Richter joue une valse.
Une dame, rentre du bal, à minuit, en robe de tarlatane. Devant son miroir, elle commence à ôter ses bijoux, à enlever les fleurs de sa coiffure, en se remémorant les incidents de la soirée, les madrigaux, les médisances, les toilettes plus ou moins réussies, les petits ridicules de ses bonnes amies, dont elle rit encore.
Comme elle a beaucoup dansé, elle est très lasse et se réjouit à l'idée du repos.
Mais soudain un coup de sonnette retentit. La dame s'effraie:
Qui peut sonner chez moi à une pareille heure?
Les domestiques sont couchés. Elle n'ose pas ouvrir d'abord; cependant elle se décide: quelqu'un de ses proches, peut-être, est malade et la fait demander.
Paraît un étrange jeune homme, long, mince, les mèches en saule pleureur, l'air gauche et suffisant.
—Vous vous trompez, sans doute, d'étage, monsieur, car je n'ai pas l'honneur de vous connaître.
—Comment, madame, vous ne me remettez pas? Vous me connaissez pourtant très bien: nous nous sommes rencontrés dans le monde et je suis venu une fois chez vous à une soirée. D'ailleurs, voici ma carte.
—En effet ... oui, je crois me souvenir; vous ne m'êtes pas tout à fait inconnu.... Mais quel grave événement peut vous amener chez moi aussi tard?
—Oh! rassurez-vous il n'y a rien de grave, rien du tout. Je passais, par hasard, devant votre maison, j'ai levé le nez, j'ai vu de la lumière à votre fenêtre. Je me suis dit: «Tiens, je dois une visite à cette dame, une visite très en retard même, et qui ne peut plus être remise.... Comme ça se trouve! Justement, je n'ai pas sommeil, et, puisqu'elle veille, elle aussi, c'est qu'elle n'a pas sommeil non plus.
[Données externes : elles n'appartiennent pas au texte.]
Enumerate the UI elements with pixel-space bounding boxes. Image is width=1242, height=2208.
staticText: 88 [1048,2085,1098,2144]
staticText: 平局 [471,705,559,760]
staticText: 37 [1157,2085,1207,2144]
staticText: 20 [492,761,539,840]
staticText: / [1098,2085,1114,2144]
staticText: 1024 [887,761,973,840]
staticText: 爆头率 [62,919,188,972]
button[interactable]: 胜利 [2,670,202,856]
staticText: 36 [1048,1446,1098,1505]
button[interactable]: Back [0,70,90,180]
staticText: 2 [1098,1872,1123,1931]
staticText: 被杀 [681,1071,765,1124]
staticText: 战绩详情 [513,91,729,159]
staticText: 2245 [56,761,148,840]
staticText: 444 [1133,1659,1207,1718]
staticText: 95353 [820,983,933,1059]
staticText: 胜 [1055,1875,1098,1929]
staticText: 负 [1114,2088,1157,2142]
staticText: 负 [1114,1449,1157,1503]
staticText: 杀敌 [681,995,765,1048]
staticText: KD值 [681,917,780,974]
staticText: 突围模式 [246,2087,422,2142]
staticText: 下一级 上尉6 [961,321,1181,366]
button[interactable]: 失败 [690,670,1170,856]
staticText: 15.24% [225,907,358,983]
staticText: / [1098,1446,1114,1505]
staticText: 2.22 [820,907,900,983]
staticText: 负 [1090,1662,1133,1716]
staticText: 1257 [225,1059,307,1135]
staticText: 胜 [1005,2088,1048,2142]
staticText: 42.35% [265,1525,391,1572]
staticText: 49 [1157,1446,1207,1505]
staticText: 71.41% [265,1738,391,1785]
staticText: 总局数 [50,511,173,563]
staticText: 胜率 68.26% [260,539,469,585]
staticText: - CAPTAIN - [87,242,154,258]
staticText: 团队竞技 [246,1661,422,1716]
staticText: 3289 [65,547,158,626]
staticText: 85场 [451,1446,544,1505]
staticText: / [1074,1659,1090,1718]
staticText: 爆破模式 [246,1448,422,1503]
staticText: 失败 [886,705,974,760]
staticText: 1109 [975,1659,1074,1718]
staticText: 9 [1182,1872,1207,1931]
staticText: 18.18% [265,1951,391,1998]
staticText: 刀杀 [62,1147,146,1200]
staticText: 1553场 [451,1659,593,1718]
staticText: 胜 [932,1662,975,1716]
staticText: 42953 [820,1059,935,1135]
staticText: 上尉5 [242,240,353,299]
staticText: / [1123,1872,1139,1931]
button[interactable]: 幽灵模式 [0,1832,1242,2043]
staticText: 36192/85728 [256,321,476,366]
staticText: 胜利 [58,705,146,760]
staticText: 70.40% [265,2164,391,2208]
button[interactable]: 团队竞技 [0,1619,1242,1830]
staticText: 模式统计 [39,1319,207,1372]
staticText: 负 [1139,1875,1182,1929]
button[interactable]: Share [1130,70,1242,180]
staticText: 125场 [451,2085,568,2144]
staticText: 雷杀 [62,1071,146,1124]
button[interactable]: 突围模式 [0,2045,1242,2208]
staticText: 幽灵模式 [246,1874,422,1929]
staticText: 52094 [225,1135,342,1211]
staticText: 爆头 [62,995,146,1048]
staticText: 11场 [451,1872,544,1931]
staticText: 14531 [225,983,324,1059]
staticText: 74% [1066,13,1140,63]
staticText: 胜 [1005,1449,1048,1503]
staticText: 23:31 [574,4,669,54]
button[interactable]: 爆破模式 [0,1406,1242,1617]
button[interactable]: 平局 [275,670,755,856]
Ça va lui faire plaisir de me voir et de passer quelques heures à bavarder spirituellement avec moi.
—Quelques heures!...
—Mais je vous en prie, ne vous gênez pas pour moi! Ne restez pas debout; asseyons-nous: on est mieux pour causer.
—Mais enfin, monsieur, il est fort tard!
—Oh ne vous inquiétez pas de cela, je ne suis pas pressé le moins du monde.
Et l'intrus entame un interminable et oiseux bavardage, malgré l'impatience de la dame, qui ne cache pas sa mauvaise humeur et ne répond qu'ironiquement, du bout des lèvres. Enfin elle déclare:
—Je crois vraiment, que vous n'êtes pas dans votre bon sens.
—Comment! vous vous imaginez que je suis gris? Ah bien! voilà une chose impossible. Figurez-vous que j'ai dîné en famille: un dîner frugal, sévère, dont je garde un très mauvais souvenir, je vous prierai même, à ce propos, d'être assez bonne pour me donner un cure-dent!
—Un cure-dent!
—Oui, parfaitement: cela me rendrait service, parce que, à ce dîner, j'ai mangé du veau et il m'en est resté dans les dents: c'est extrêmement désagréable, surtout quand on n'a pas de cure-dent.... Voyez-vous, c'était un veau de famille, filandreux, coriace et salé.... Ah! tellement salé que je meurs de soif, et vous seriez tout à fait aimable en me faisant servir quelques boissons.